Alors que l’Hexagone voit le rythme de ses défaillances ralentir légèrement (+8,2 % sur un an), les territoires ultramarins subissent une intensification préoccupante de la crise. Selon les derniers chiffres publiés par l’IEDOM et l’IEOM, pas moins de 2 605 entreprises y ont été placées en redressement ou liquidation judiciaire entre juin 2024 et juin 2025, soit une envolée de +10,8 %. Derrière ces statistiques, ce sont des pans entiers de l’économie – du BTP à la restauration – qui vacillent, fragilisant la croissance et l’emploi locaux.
🌍 Un choc sectoriel majeur sur l’économie ultramarine
Les secteurs les plus touchés traduisent une économie sous tension :
Hébergement-restauration : véritable point noir, avec une flambée de +55,5 % des défaillances, révélatrice d’une reprise touristique inégale et d’une trésorerie exsangue pour de nombreux établissements.
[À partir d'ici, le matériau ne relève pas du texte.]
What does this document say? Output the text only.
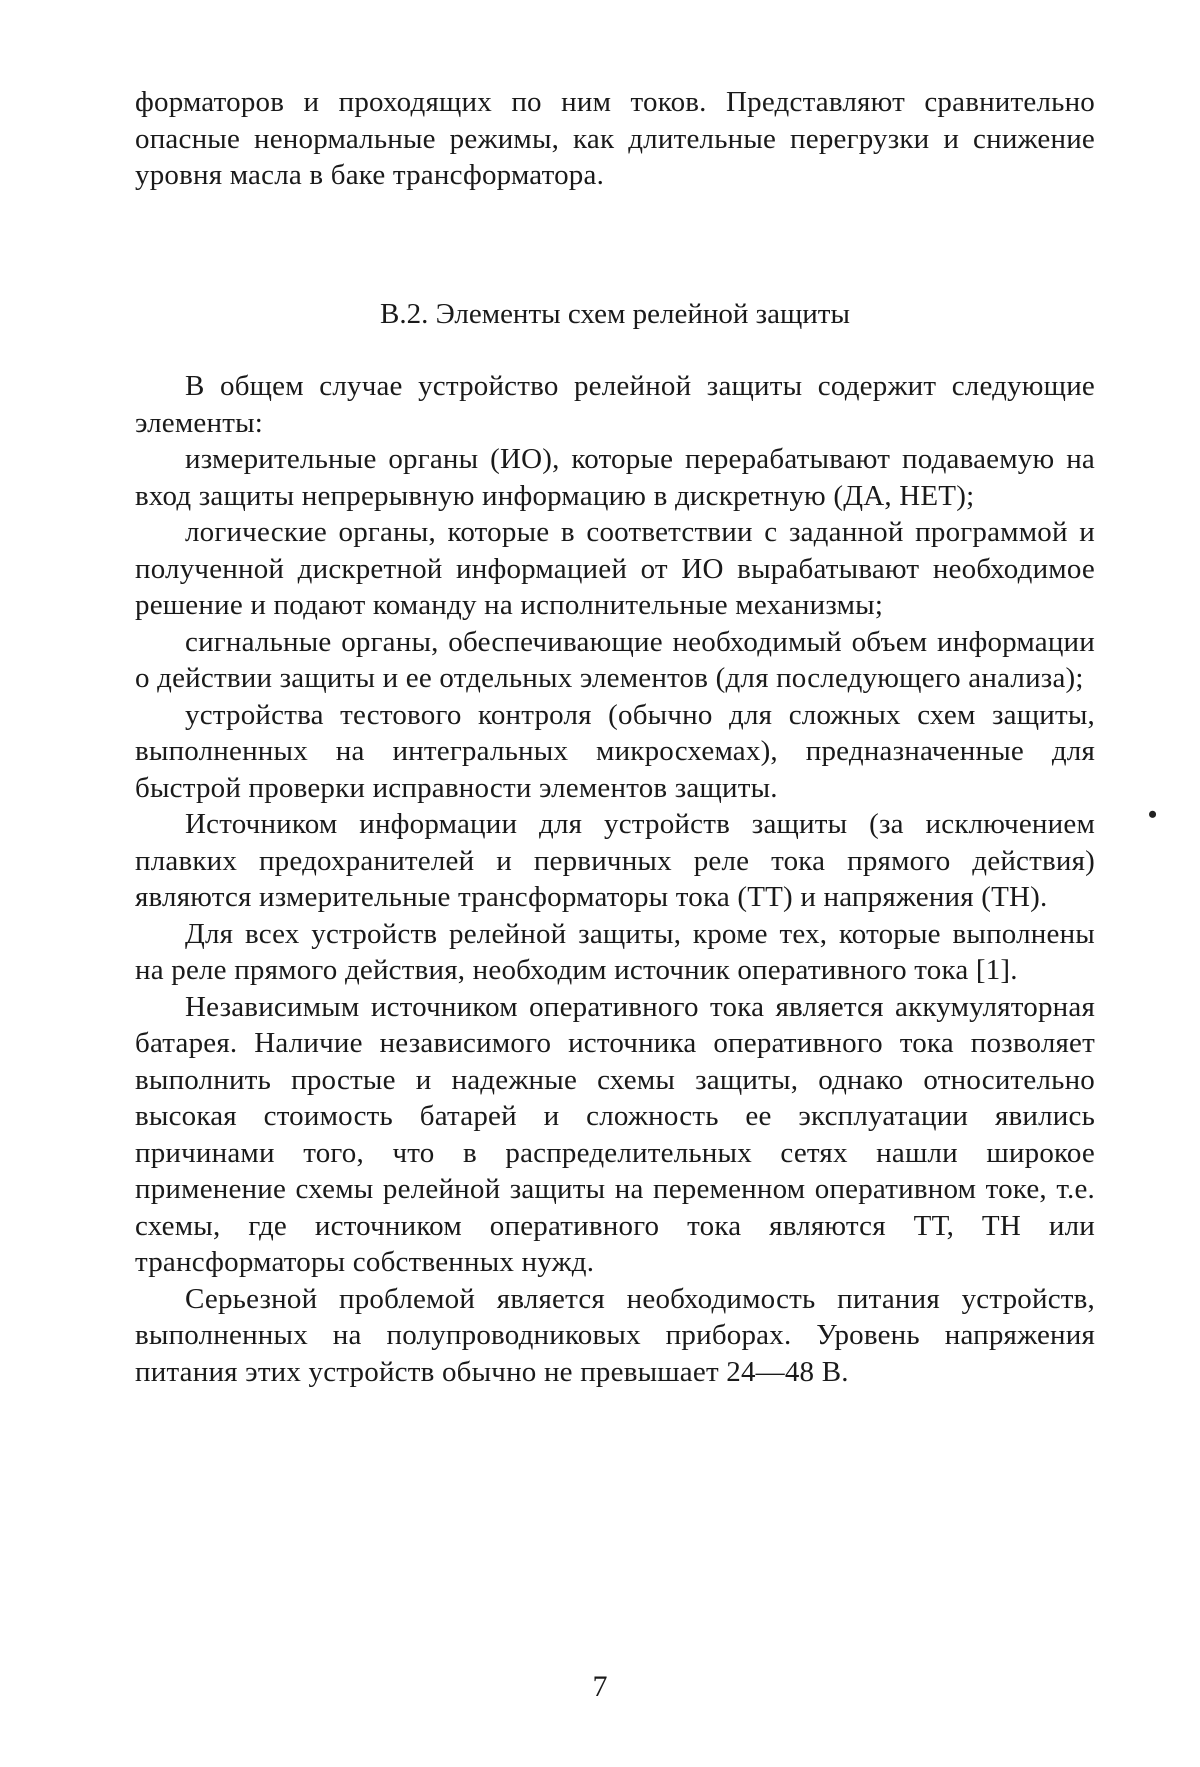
форматоров и проходящих по ним токов. Представляют сравнительно опасные ненормальные режимы, как длительные перегрузки и снижение уровня масла в баке трансформатора.

В.2. Элементы схем релейной защиты

В общем случае устройство релейной защиты содержит следующие элементы:

измерительные органы (ИО), которые перерабатывают подаваемую на вход защиты непрерывную информацию в дискретную (ДА, НЕТ);

логические органы, которые в соответствии с заданной программой и полученной дискретной информацией от ИО вырабатывают необходимое решение и подают команду на исполнительные механизмы;

сигнальные органы, обеспечивающие необходимый объем информации о действии защиты и ее отдельных элементов (для последующего анализа);

устройства тестового контроля (обычно для сложных схем защиты, выполненных на интегральных микросхемах), предназначенные для быстрой проверки исправности элементов защиты.

Источником информации для устройств защиты (за исключением плавких предохранителей и первичных реле тока прямого действия) являются измерительные трансформаторы тока (ТТ) и напряжения (ТН).

Для всех устройств релейной защиты, кроме тех, которые выполнены на реле прямого действия, необходим источник оперативного тока [1].

Независимым источником оперативного тока является аккумуляторная батарея. Наличие независимого источника оперативного тока позволяет выполнить простые и надежные схемы защиты, однако относительно высокая стоимость батарей и сложность ее эксплуатации явились причинами того, что в распределительных сетях нашли широкое применение схемы релейной защиты на переменном оперативном токе, т.е. схемы, где источником оперативного тока являются ТТ, ТН или трансформаторы собственных нужд.

Серьезной проблемой является необходимость питания устройств, выполненных на полупроводниковых приборах. Уровень напряжения питания этих устройств обычно не превышает 24—48 В.

•
7
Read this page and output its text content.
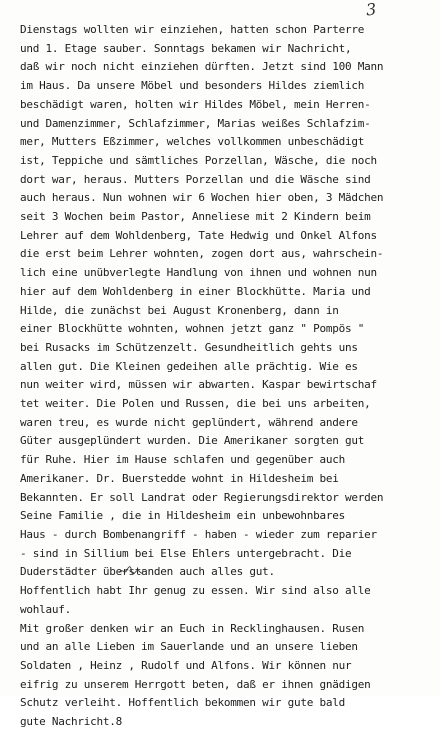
3
Dienstags wollten wir einziehen, hatten schon Parterre
und 1. Etage sauber. Sonntags bekamen wir Nachricht,
daß wir noch nicht einziehen dürften. Jetzt sind 100 Mann
im Haus. Da unsere Möbel und besonders Hildes ziemlich
beschädigt waren, holten wir Hildes Möbel, mein Herren-
und Damenzimmer, Schlafzimmer, Marias weißes Schlafzim-
mer, Mutters Eßzimmer, welches vollkommen unbeschädigt
ist, Teppiche und sämtliches Porzellan, Wäsche, die noch
dort war, heraus. Mutters Porzellan und die Wäsche sind
auch heraus. Nun wohnen wir 6 Wochen hier oben, 3 Mädchen
seit 3 Wochen beim Pastor, Anneliese mit 2 Kindern beim
Lehrer auf dem Wohldenberg, Tate Hedwig und Onkel Alfons
die erst beim Lehrer wohnten, zogen dort aus, wahrschein-
lich eine unübverlegte Handlung von ihnen und wohnen nun
hier auf dem Wohldenberg in einer Blockhütte. Maria und
Hilde, die zunächst bei August Kronenberg, dann in
einer Blockhütte wohnten, wohnen jetzt ganz " Pompös "
bei Rusacks im Schützenzelt. Gesundheitlich gehts uns
allen gut. Die Kleinen gedeihen alle prächtig. Wie es
nun weiter wird, müssen wir abwarten. Kaspar bewirtschaf
tet weiter. Die Polen und Russen, die bei uns arbeiten,
waren treu, es wurde nicht geplündert, während andere
Güter ausgeplündert wurden. Die Amerikaner sorgten gut
für Ruhe. Hier im Hause schlafen und gegenüber auch
Amerikaner. Dr. Buerstedde wohnt in Hildesheim bei
Bekannten. Er soll Landrat oder Regierungsdirektor werden
Seine Familie , die in Hildesheim ein unbewohnbares
Haus - durch Bombenangriff - haben - wieder zum reparier
- sind in Sillium bei Else Ehlers untergebracht. Die
Duderstädter überstanden auch alles gut.
Hoffentlich habt Ihr genug zu essen. Wir sind also alle
wohlauf.
Mit großer denken wir an Euch in Recklinghausen. Rusen
und an alle Lieben im Sauerlande und an unsere lieben
Soldaten , Heinz , Rudolf und Alfons. Wir können nur
eifrig zu unserem Herrgott beten, daß er ihnen gnädigen
Schutz verleiht. Hoffentlich bekommen wir gute bald
gute Nachricht.8
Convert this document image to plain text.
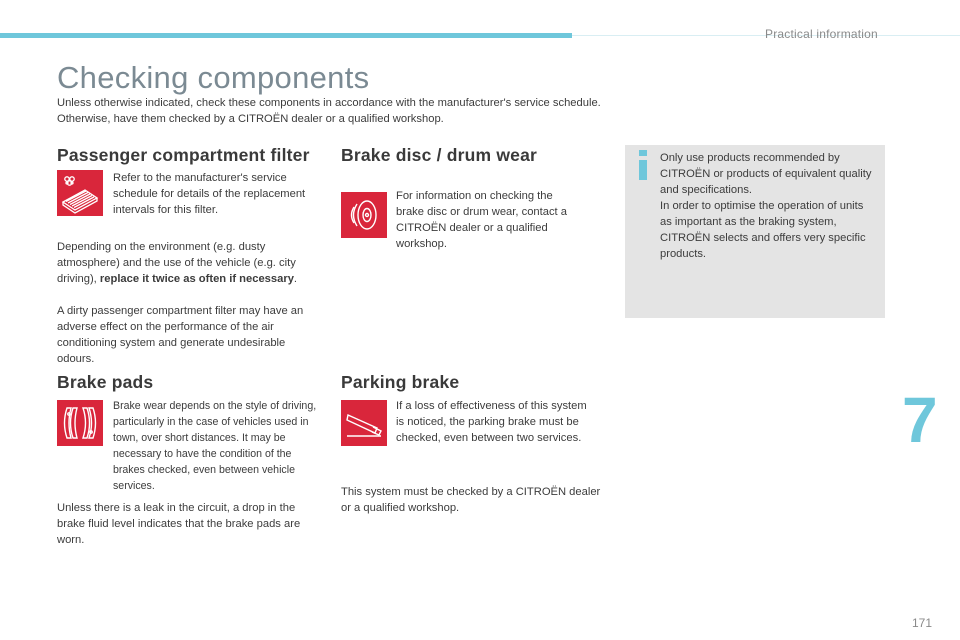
Practical information
Checking components

Unless otherwise indicated, check these components in accordance with the manufacturer's service schedule.
Otherwise, have them checked by a CITROËN dealer or a qualified workshop.

Passenger compartment filter

Refer to the manufacturer's service schedule for details of the replacement intervals for this filter.

Depending on the environment (e.g. dusty atmosphere) and the use of the vehicle (e.g. city driving), replace it twice as often if necessary.

A dirty passenger compartment filter may have an adverse effect on the performance of the air conditioning system and generate undesirable odours.

Brake pads

Brake wear depends on the style of driving, particularly in the case of vehicles used in town, over short distances. It may be necessary to have the condition of the brakes checked, even between vehicle services.

Unless there is a leak in the circuit, a drop in the brake fluid level indicates that the brake pads are worn.

Brake disc / drum wear

For information on checking the brake disc or drum wear, contact a CITROËN dealer or a qualified workshop.

Parking brake

If a loss of effectiveness of this system is noticed, the parking brake must be checked, even between two services.

This system must be checked by a CITROËN dealer or a qualified workshop.

Only use products recommended by CITROËN or products of equivalent quality and specifications.
In order to optimise the operation of units as important as the braking system, CITROËN selects and offers very specific products.
7
171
Services aux entreprises : les activités de conseil et prestations administratives enregistrent un bond de +22,1 %, signe que même les structures d’accompagnement manquent de résilience.
Construction : secteur déjà fragilisé par l’augmentation des coûts des matériaux et des retards de chantiers, il concentre un quart des faillites avec une hausse de +8 %.
À l’inverse, le commerce fait preuve d’une résilience relative, malgré une hausse limitée à +3,5 %. Mais cette résistance masque une situation précaire : beaucoup de commerces de proximité survivent grâce à des aides publiques ou à des trésoreries tendues.
Comme le souligne l’IEDOM, cette dynamique met en lumière « la persistance de déséquilibres structurels, aggravés par un contexte inflationniste et des coûts d’importation élevés ».
📊 La Guyane explose, La Réunion résiste
L’augmentation des procédures ne frappe pas tous les territoires avec la même intensité :
Guadeloupe : envolée de +28,5 %, avec un tissu économique fragilisé dans le commerce, la restauration et le conseil.
Guyane : situation critique, avec une hausse spectaculaire de +125,5 %, principalement tirée par le secteur du BTP.
Martinique : progression plus modérée (+8,8 %), mais toujours supérieure à la moyenne métropolitaine.
Polynésie française et Nouvelle-Calédonie : reprise des difficultés après plusieurs trimestres de recul.
La Réunion : exception relative, avec une hausse limitée à +3 % et 1 054 procédures sur l’année. L’île connaît un cinquième trimestre consécutif de ralentissement, après un pic fin 2024. Toutefois, la pression reste forte, en particulier dans le commerce et le bâtiment.
Mayotte : seul territoire à contre-courant, avec un recul de -17,4 %, mais un nombre de procédures marginal (38).
Ces disparités illustrent la fragilité structurelle des économies ultramarines, où la dépendance aux importations, la volatilité du tourisme et le coût de l’énergie pèsent plus lourdement qu’en métropole.
👁️ L’œil de l’expert : diversifier et sécuriser
La montée continue des défaillances en Outre-mer traduit une réalité : les plans de soutien ne suffisent plus à compenser les fragilités structurelles. Les chiffres de l’IEDOM/IEOM démontrent un décalage avec l’Hexagone, où la hausse des faillites tend à ralentir.
Pour un économiste, deux défis émergent :
La diversification économique : réduire la dépendance au tourisme et à la construction afin de limiter l’exposition aux chocs.
La sécurisation des trésoreries : faciliter l’accès au crédit et prolonger certains dispositifs de soutien pour éviter une vague de fermetures.
Sans mesures ciblées, le risque est celui d’une déstructuration du tissu économique ultramarin, avec un impact direct sur l’emploi et les finances locales.